The young man said something in a foreign tongue, pointing at the priest, who was swaying in his saddle, his focus elsewhere. Ocyrhoe stepped behind a vendor’s cart, out of the priest’s line of sight. She didn’t think he was looking for her, but she was still spooked by that prior moment of clairvoyant connection. She wanted to slip away into the crowd and vanish. But she stayed, dropping to a squat so that she could still see what was going on from beneath the cart.

 

When the squad leader repeated his question, his men punctuated it by loosening their swords in their scabbards. The rattle of metal made the foreigner talk more rapidly, his strange words tripping over one another like the chorus of a child’s chant. Ocyrhoe picked out the one familiar word before the soldiers, but finally it dawned on them too: “Peter,” he was saying. “St. Peter.”

 

“St. Peter. The basilica? Do you wish to see a priest?” the squad leader asked. “There are many priests—many churches—in Rome.”

 

Ocyrhoe crept forward to get a better angle. She couldn’t see the young foreigner’s face—but she could see the reaction of the soldiers as the boy held something up. In unison, their eyes widened and their brows furrowed.

 

“St. Peter,” he repeated and pointed at the priest on the other horse. Ocyrhoe saw he was holding a ring. He hadn’t understood the squad leader’s words, but the gist of the man’s question had been plain.
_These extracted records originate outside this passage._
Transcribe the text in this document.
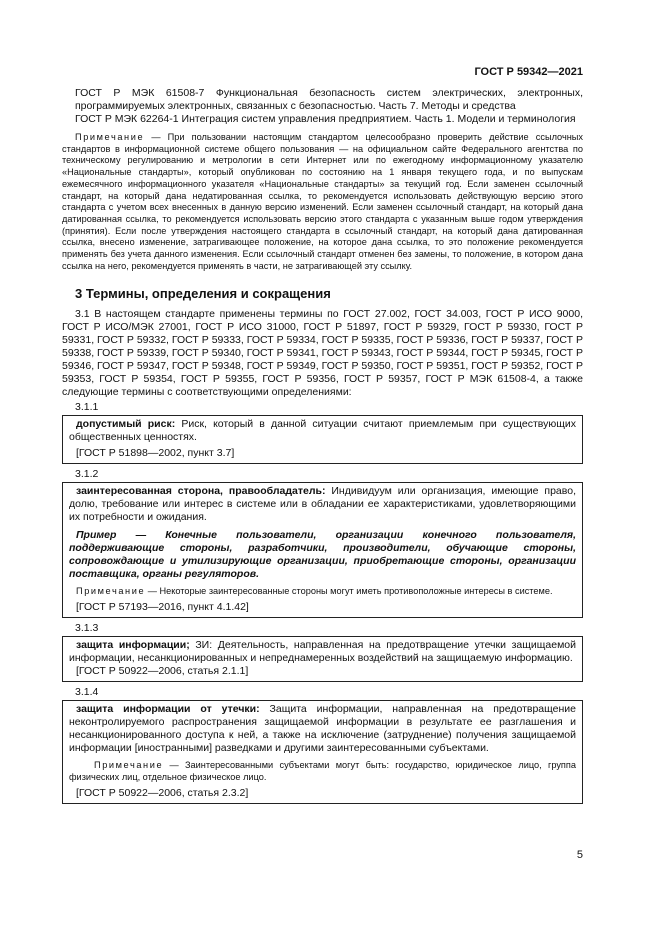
ГОСТ Р 59342—2021

ГОСТ Р МЭК 61508-7 Функциональная безопасность систем электрических, электронных, программируемых электронных, связанных с безопасностью. Часть 7. Методы и средства

ГОСТ Р МЭК 62264-1 Интеграция систем управления предприятием. Часть 1. Модели и терминология

Примечание — При пользовании настоящим стандартом целесообразно проверить действие ссылочных стандартов в информационной системе общего пользования — на официальном сайте Федерального агентства по техническому регулированию и метрологии в сети Интернет или по ежегодному информационному указателю «Национальные стандарты», который опубликован по состоянию на 1 января текущего года, и по выпускам ежемесячного информационного указателя «Национальные стандарты» за текущий год. Если заменен ссылочный стандарт, на который дана недатированная ссылка, то рекомендуется использовать действующую версию этого стандарта с учетом всех внесенных в данную версию изменений. Если заменен ссылочный стандарт, на который дана датированная ссылка, то рекомендуется использовать версию этого стандарта с указанным выше годом утверждения (принятия). Если после утверждения настоящего стандарта в ссылочный стандарт, на который дана датированная ссылка, внесено изменение, затрагивающее положение, на которое дана ссылка, то это положение рекомендуется применять без учета данного изменения. Если ссылочный стандарт отменен без замены, то положение, в котором дана ссылка на него, рекомендуется применять в части, не затрагивающей эту ссылку.

3 Термины, определения и сокращения

3.1 В настоящем стандарте применены термины по ГОСТ 27.002, ГОСТ 34.003, ГОСТ Р ИСО 9000, ГОСТ Р ИСО/МЭК 27001, ГОСТ Р ИСО 31000, ГОСТ Р 51897, ГОСТ Р 59329, ГОСТ Р 59330, ГОСТ Р 59331, ГОСТ Р 59332, ГОСТ Р 59333, ГОСТ Р 59334, ГОСТ Р 59335, ГОСТ Р 59336, ГОСТ Р 59337, ГОСТ Р 59338, ГОСТ Р 59339, ГОСТ Р 59340, ГОСТ Р 59341, ГОСТ Р 59343, ГОСТ Р 59344, ГОСТ Р 59345, ГОСТ Р 59346, ГОСТ Р 59347, ГОСТ Р 59348, ГОСТ Р 59349, ГОСТ Р 59350, ГОСТ Р 59351, ГОСТ Р 59352, ГОСТ Р 59353, ГОСТ Р 59354, ГОСТ Р 59355, ГОСТ Р 59356, ГОСТ Р 59357, ГОСТ Р МЭК 61508-4, а также следующие термины с соответствующими определениями:

3.1.1

допустимый риск: Риск, который в данной ситуации считают приемлемым при существующих общественных ценностях.

[ГОСТ Р 51898—2002, пункт 3.7]

3.1.2

заинтересованная сторона, правообладатель: Индивидуум или организация, имеющие право, долю, требование или интерес в системе или в обладании ее характеристиками, удовлетворяющими их потребности и ожидания.

Пример — Конечные пользователи, организации конечного пользователя, поддерживающие стороны, разработчики, производители, обучающие стороны, сопровождающие и утилизирующие организации, приобретающие стороны, организации поставщика, органы регуляторов.

Примечание — Некоторые заинтересованные стороны могут иметь противоположные интересы в системе.

[ГОСТ Р 57193—2016, пункт 4.1.42]

3.1.3

защита информации; ЗИ: Деятельность, направленная на предотвращение утечки защищаемой информации, несанкционированных и непреднамеренных воздействий на защищаемую информацию.

[ГОСТ Р 50922—2006, статья 2.1.1]

3.1.4

защита информации от утечки: Защита информации, направленная на предотвращение неконтролируемого распространения защищаемой информации в результате ее разглашения и несанкционированного доступа к ней, а также на исключение (затруднение) получения защищаемой информации [иностранными] разведками и другими заинтересованными субъектами.

Примечание — Заинтересованными субъектами могут быть: государство, юридическое лицо, группа физических лиц, отдельное физическое лицо.

[ГОСТ Р 50922—2006, статья 2.3.2]

5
Likewise, the visual aid of the ring and the swaying priest were enough to make his response clear.

 

The priest gasped like a fish, finding a moment of lucidity, but his voice was so ragged and strained that Ocyrhoe could barely hear it. “The Pope,” the priest rasped. “I have urgent news for His Eminence.”

 

“What news?” the squad leader demanded.

 

The priest shook his head, lapsing into the babbling cant of his scripture. “Quod perierat requiram,” he sighed. “Et...et quod abjectum erat reducam, et quod confractum fuerat alligabo, et quod infirmum fuerat consolidabo, et quod pingue et forte custodiam...”

 

The squad leader crossed himself, then stepped closer to them, gesturing for the ring. The young stranger leaned back in his saddle, the metal ring clutched desperately in his hand. The squad leader grimaced as he closed his own hand and raised his fist toward his men, who quickly responded with another noisy rattle of their swords. Instantly terrified, the youth tossed the ring to the leader.